I think there are two words that summarise what has to happen in the Western Balkans: one is resilience, and another is reconciliation. We have to avoid Russia meddling in the Western Balkans’ affairs. We do not have to give any excuse for Russia to interfere in the political and economic life of the Western Balkans because the future of the Western Balkans is anchored in the European Union.
There are good news: yesterday, the United Nations – unanimously – renewed the mandate of our military [Operation] EUFOR ALTHEA in Bosnia and Herzegovina. This military mission shows the strong commitment of the European Union to keep peace in the Western Balkans, and to conduct and accompany these countries in the European path, especially, in the case of Bosnia and Herzegovina, where the [Operation] EUFOR ALTHEA is being deployed.
So, let’s work to increase the resilience of the Western Balkans both from the economic point of view, political stability and resilience against disinformation, cyberattacks and hybrid threats. Secondly, to work with them in order to overcome the legacy of the past and to build reconciliation among them.
Today, here, we have been talking about Ukraine, about the aggression – the war of aggression of Russia against Ukraine.
Putin’s Russia is destroying Ukraine: they cannot occupy it, they cannot win militarily in the battlefield, they cannot win the war.

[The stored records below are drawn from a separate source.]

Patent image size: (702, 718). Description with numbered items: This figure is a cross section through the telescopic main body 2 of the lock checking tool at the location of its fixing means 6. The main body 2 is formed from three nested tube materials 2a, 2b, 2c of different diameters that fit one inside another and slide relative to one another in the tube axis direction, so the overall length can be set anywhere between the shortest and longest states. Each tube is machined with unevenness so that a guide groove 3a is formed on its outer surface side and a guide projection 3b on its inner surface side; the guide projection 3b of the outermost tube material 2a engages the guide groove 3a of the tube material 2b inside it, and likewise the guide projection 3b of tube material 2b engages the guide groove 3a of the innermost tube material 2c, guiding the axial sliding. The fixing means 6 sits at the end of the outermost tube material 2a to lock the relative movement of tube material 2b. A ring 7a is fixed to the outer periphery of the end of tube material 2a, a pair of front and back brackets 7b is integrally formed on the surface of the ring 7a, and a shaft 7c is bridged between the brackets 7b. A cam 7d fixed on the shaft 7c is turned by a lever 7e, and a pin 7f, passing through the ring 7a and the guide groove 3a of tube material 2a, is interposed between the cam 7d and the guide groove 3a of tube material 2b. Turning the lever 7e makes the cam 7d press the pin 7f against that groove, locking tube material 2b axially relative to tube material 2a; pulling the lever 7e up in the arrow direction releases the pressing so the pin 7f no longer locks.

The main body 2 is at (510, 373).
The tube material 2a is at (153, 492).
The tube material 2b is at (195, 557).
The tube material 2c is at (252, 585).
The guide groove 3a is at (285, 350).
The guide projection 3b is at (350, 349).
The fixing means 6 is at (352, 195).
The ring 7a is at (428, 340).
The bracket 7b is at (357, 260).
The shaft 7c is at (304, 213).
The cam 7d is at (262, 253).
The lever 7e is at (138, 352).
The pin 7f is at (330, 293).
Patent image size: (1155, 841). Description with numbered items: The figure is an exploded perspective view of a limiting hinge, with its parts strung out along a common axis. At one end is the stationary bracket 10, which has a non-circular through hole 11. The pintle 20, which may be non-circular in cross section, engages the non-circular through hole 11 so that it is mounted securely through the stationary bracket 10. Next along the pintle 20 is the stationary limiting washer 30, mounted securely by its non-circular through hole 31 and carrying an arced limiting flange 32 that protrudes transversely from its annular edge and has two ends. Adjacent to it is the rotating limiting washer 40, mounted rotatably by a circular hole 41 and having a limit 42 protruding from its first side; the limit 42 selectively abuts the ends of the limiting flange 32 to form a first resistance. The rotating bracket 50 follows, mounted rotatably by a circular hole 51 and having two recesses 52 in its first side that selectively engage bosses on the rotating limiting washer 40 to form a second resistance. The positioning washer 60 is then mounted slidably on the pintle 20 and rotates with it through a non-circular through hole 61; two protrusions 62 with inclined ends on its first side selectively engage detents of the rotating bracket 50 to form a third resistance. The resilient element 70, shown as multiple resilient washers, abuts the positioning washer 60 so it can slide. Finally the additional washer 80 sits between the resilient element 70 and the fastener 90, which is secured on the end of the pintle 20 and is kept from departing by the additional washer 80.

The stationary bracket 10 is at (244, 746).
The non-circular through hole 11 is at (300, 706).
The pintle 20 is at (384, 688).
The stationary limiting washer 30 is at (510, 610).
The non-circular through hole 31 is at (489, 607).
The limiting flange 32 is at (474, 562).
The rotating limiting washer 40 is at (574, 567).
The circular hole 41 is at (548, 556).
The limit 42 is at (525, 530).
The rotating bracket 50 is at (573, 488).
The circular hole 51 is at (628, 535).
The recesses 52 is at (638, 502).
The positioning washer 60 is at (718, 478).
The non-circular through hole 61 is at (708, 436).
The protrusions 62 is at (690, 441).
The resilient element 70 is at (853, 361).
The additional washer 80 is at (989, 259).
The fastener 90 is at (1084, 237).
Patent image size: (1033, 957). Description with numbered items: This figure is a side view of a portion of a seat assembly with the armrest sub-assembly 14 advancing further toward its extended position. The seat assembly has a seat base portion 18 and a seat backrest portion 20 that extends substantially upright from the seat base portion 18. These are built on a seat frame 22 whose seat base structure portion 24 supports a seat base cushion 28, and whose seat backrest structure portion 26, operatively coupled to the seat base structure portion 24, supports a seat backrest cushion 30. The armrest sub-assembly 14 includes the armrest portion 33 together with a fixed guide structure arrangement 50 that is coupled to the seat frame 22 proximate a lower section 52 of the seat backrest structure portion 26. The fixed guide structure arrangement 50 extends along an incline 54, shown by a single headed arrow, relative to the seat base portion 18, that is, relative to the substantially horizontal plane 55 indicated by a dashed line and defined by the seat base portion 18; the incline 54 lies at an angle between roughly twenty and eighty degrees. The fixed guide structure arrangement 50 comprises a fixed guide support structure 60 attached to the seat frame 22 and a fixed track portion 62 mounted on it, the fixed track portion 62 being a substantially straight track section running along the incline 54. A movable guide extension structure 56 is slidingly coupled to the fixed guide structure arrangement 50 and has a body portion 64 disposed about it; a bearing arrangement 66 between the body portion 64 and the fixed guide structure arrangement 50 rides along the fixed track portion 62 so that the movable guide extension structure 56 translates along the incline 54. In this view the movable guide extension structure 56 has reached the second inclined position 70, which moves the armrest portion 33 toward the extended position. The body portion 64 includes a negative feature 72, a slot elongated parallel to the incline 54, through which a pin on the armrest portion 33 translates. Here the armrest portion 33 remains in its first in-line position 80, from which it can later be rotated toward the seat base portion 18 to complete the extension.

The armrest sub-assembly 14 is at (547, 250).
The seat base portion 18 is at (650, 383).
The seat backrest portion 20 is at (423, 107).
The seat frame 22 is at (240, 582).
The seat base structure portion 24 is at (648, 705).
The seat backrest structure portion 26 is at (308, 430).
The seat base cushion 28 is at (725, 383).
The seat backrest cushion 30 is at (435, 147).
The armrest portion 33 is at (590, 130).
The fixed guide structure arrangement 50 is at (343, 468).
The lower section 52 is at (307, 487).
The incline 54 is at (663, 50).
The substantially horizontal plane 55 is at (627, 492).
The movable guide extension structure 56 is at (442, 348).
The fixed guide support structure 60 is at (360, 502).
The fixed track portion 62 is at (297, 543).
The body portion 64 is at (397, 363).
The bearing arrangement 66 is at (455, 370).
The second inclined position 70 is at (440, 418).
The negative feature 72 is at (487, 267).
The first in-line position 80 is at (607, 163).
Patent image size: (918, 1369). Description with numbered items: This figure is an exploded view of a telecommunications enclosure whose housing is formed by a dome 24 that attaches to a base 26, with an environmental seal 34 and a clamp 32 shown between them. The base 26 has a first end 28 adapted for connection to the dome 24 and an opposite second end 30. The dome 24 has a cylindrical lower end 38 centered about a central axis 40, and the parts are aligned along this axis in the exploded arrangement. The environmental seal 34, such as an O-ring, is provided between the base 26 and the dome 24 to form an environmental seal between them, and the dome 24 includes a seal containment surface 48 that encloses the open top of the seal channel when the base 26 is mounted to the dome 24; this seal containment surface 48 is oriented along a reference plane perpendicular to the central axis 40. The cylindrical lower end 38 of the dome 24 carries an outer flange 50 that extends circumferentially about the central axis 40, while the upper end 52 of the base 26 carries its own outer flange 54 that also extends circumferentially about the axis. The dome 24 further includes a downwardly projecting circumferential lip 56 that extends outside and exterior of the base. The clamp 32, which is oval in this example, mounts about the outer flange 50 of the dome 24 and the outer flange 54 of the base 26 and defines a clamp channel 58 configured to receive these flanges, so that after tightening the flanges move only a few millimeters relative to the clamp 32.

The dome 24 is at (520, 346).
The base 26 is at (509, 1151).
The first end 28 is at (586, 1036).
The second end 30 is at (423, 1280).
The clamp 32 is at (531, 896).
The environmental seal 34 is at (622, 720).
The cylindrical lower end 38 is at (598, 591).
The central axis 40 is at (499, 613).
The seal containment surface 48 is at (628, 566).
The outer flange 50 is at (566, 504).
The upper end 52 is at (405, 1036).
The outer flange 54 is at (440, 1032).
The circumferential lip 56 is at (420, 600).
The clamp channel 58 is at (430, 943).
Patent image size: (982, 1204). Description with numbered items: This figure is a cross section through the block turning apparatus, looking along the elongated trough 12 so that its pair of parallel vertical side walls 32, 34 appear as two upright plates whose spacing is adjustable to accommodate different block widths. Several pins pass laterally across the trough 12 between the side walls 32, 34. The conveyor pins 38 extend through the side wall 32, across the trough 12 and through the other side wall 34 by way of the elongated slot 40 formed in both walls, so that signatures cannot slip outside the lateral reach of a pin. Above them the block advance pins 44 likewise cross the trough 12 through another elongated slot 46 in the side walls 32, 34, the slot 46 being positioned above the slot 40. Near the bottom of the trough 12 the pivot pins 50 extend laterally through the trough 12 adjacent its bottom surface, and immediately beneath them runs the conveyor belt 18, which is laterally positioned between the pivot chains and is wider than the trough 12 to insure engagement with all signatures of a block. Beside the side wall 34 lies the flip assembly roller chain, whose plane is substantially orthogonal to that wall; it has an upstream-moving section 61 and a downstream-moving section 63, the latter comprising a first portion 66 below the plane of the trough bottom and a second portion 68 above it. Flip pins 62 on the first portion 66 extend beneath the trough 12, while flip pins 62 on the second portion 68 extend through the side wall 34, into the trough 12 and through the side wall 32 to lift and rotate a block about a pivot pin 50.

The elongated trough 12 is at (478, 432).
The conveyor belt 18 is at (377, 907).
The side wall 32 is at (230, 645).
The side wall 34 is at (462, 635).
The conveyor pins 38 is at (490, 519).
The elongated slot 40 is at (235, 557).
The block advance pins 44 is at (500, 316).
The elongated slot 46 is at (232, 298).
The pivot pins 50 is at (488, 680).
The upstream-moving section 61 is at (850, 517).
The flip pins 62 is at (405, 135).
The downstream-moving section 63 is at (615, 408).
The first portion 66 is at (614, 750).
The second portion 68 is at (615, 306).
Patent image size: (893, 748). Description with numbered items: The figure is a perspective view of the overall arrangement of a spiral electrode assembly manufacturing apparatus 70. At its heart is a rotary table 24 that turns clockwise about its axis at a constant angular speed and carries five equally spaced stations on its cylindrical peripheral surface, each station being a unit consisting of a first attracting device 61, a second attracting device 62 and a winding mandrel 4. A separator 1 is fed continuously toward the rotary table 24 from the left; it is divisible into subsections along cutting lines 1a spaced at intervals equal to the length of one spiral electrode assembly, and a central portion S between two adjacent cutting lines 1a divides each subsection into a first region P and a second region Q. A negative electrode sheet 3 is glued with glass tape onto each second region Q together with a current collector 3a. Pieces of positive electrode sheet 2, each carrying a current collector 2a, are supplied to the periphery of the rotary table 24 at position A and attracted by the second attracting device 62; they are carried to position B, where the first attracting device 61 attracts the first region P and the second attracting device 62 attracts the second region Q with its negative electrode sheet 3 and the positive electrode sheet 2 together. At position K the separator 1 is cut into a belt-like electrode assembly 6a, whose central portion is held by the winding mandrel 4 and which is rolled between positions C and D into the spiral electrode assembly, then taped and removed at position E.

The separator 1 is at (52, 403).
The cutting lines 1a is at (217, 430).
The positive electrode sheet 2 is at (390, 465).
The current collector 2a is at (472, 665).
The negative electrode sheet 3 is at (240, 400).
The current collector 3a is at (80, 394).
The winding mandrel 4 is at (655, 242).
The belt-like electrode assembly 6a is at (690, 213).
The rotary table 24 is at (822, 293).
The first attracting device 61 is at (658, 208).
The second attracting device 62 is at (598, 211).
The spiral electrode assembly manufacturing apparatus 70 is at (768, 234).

They are destroying the country systematically. They are bombing, destroying civilian infrastructure. Millions of Ukrainians no longer have access to electricity, and what Putin is willing to do is to put the country in the darkness in the wintertime.
This is a war crime. We do not need to talk about nuclear threats. Using conventional arms, they are destroying a country, killing civilians, trying to break down the morale of the Ukrainians.
That is why we have to continue supporting Ukraine. [We have to] continue supporting [them], providing arms to defend themselves, to bring economic and financial support, and reaching out [to] the whole world in order to explain which are the causes and the consequences of this war.
Food and fertilisers are not under the European Union’s sanctions. It is not [because of] our sanctions that there is a scarcity of food in the world. It is because of the blockade of Russia of the exports of grain from Ukraine. It is good news that Russia has decided to go back to the deal brokered by the United Nations and Türkiye. But for many weeks and months, Ukrainian grain was not exported. You can count it on the number of people suffering [from] hunger.
So, we have to reach out to the international community. We have to continue implementing the sanctions against the Russian economy. We have to support Ukraine’s military, as we are doing. The European Union has already allocated €22 billion to support Ukraine – €22 billion. And I am not counting in this figure the military support provided bilaterally by Member States. I am only counting €3 billion from the European Peace Facility (EPF) and €19 billion are coming from European Union and Member States to support financially, economically Ukraine: providing humanitarian support, providing materials for Ukrainians to be able to support the winter.
The winter is coming, and Putin is waiting for the “General Winter” to come and support the Russian army. Now, more than ever, we have to support Ukraine and the Ukrainian people. They are fighting, defending their country and we have the moral duty to support them.